Elle se rembrunit. C'est vrai que le temps a été long, même si elle ne l'a pas forcément vu passer, occupée comme elle était à assurer la survie de Maddy et leur fuite. Elle est contente que ce soit enfin fini.

- Pas suffisamment long, réplique Axel d'un ton sans appel, et pas suffisamment fugaces.

Elle sent son compagnon se détendre à côté d'elle. Avait-il vraiment été si inquiet ? Elle secoue la tête. Les garçons, franchement, ils ont peur pour un rien ! Antoine se retourne brusquement. Il attrape Axel, une main sur la nuque, et sa bouche happe la sienne. La jeune femme, contente qu'il ait décidé de faire le premier pas, s'abandonne dans ses bras. Ses doigts remontent le long de sa colonne vertébrale. Elle le sent frissonner contre elle. Puis soudainement, sa peau rencontre les petits bourrelets de chair.

Axel repousse Antoine, mettant fin au baiser. Essoufflé, le jeune homme détourne le regard.

- Enlève ton tee-shirt.

- Non, souffle-t-il.

Il est immobile. Il lève lentement les yeux vers Axel.

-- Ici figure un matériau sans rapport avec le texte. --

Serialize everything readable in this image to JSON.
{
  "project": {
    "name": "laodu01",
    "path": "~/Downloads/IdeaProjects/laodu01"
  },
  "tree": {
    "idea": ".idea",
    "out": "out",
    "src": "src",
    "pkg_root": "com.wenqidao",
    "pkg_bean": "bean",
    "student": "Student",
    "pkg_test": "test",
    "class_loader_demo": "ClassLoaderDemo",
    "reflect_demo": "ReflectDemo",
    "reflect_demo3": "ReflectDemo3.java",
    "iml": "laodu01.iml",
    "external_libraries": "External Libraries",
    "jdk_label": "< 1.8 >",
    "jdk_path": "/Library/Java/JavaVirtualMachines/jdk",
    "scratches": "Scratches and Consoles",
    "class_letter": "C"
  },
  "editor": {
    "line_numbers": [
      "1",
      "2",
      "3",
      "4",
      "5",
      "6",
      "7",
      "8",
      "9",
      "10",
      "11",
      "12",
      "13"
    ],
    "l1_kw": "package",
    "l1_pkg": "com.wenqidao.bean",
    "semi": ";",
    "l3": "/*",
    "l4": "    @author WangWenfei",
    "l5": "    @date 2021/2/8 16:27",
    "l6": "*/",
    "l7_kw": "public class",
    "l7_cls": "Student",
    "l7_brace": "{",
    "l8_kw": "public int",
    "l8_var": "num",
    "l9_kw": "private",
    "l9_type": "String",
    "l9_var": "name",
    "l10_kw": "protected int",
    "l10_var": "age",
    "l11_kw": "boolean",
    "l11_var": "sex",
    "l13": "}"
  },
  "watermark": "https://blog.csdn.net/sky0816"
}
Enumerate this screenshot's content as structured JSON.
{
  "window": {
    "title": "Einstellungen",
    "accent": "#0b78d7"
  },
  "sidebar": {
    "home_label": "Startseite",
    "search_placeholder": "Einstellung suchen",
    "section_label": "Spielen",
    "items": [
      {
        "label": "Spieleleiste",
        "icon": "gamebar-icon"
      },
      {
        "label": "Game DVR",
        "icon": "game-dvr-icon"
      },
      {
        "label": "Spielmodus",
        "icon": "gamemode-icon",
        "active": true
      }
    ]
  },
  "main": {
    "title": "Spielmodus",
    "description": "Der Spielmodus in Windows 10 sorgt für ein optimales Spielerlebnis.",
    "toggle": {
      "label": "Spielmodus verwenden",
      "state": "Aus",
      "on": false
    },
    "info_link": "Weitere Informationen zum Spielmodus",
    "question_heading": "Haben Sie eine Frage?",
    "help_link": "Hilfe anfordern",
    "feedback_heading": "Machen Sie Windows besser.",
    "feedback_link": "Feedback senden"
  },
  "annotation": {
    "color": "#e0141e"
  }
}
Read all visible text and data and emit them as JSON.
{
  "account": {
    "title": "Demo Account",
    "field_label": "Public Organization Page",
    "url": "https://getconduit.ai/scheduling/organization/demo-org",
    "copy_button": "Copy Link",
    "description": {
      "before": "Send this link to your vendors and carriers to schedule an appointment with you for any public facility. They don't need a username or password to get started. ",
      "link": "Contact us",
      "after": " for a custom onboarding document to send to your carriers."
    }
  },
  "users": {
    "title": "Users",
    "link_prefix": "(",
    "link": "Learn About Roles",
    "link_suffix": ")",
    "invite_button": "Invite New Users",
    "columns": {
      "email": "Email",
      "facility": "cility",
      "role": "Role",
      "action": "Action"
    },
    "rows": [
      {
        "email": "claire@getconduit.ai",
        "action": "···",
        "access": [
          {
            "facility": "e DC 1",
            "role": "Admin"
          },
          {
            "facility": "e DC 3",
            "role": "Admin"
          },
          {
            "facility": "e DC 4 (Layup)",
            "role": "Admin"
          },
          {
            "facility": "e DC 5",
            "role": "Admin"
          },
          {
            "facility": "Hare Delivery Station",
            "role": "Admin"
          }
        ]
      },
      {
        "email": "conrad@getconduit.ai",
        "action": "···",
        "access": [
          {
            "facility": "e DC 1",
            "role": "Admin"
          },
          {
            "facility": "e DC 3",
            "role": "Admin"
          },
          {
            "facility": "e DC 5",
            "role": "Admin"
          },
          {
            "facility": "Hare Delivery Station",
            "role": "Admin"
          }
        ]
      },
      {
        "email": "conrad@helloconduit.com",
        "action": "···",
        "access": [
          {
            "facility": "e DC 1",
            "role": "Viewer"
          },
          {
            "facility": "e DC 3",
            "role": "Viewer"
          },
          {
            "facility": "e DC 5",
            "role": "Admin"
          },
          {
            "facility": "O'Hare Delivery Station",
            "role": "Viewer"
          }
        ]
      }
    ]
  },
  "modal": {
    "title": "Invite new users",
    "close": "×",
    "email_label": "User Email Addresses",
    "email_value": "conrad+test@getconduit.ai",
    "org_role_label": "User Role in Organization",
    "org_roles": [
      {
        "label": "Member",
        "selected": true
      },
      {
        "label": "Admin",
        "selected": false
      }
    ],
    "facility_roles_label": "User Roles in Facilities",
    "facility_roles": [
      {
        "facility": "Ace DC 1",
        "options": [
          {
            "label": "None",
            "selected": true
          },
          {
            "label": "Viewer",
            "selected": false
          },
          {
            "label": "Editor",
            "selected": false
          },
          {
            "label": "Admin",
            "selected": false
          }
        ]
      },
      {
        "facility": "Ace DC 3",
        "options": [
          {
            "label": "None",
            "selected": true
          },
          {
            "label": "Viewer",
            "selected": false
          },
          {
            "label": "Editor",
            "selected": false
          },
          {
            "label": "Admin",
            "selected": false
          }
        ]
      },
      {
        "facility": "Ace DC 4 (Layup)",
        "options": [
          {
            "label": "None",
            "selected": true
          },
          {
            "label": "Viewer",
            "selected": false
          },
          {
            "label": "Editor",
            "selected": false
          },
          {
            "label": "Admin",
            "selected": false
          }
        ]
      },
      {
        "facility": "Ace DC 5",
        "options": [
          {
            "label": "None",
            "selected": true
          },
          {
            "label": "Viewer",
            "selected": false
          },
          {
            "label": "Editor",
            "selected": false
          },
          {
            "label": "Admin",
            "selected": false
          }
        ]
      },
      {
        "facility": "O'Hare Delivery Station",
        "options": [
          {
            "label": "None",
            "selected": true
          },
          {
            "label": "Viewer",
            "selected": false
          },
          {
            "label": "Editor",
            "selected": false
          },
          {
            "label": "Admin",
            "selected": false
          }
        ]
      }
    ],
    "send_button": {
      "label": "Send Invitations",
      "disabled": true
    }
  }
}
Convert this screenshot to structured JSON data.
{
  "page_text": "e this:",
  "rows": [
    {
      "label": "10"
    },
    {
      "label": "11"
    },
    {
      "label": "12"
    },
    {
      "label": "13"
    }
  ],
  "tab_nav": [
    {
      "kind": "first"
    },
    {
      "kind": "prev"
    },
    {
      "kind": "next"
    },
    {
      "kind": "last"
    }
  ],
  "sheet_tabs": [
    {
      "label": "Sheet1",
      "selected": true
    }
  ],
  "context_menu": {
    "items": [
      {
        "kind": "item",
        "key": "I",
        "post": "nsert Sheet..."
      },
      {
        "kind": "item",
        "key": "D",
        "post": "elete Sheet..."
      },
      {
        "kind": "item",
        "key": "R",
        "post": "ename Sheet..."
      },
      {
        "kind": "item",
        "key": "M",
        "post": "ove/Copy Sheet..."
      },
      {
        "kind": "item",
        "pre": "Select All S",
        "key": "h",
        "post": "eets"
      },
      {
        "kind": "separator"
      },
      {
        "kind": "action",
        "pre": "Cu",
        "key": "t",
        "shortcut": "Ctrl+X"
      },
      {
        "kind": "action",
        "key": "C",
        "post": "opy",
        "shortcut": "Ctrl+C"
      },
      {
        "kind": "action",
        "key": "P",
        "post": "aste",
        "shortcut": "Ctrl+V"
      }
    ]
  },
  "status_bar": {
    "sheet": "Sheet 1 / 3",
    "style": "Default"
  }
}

- S'il te plaît. Je dois voir.

Son ton implorant a raison de la volonté d'Antoine. Avec des gestes lents, il soulève le bord de son haut avant de le retirer complètement. Gardant l'habit dans son poing serré, il lui fait dos. Axel a le souffle coupé. Les larmes lui montent aux yeux. Elle avance une main tremblante vers son compagnon. Du bout des doigts, elle parcourt l'épais réseau de cicatrices. Antoine se retourne et prend les mains d'Axel dans les siennes. Elle lève des yeux humides vers lui.

- Je suis tellement désolée, murmure-t-elle.

- Ce n'est pas ta faute, rétorque Antoine en la serrant dans ses bras.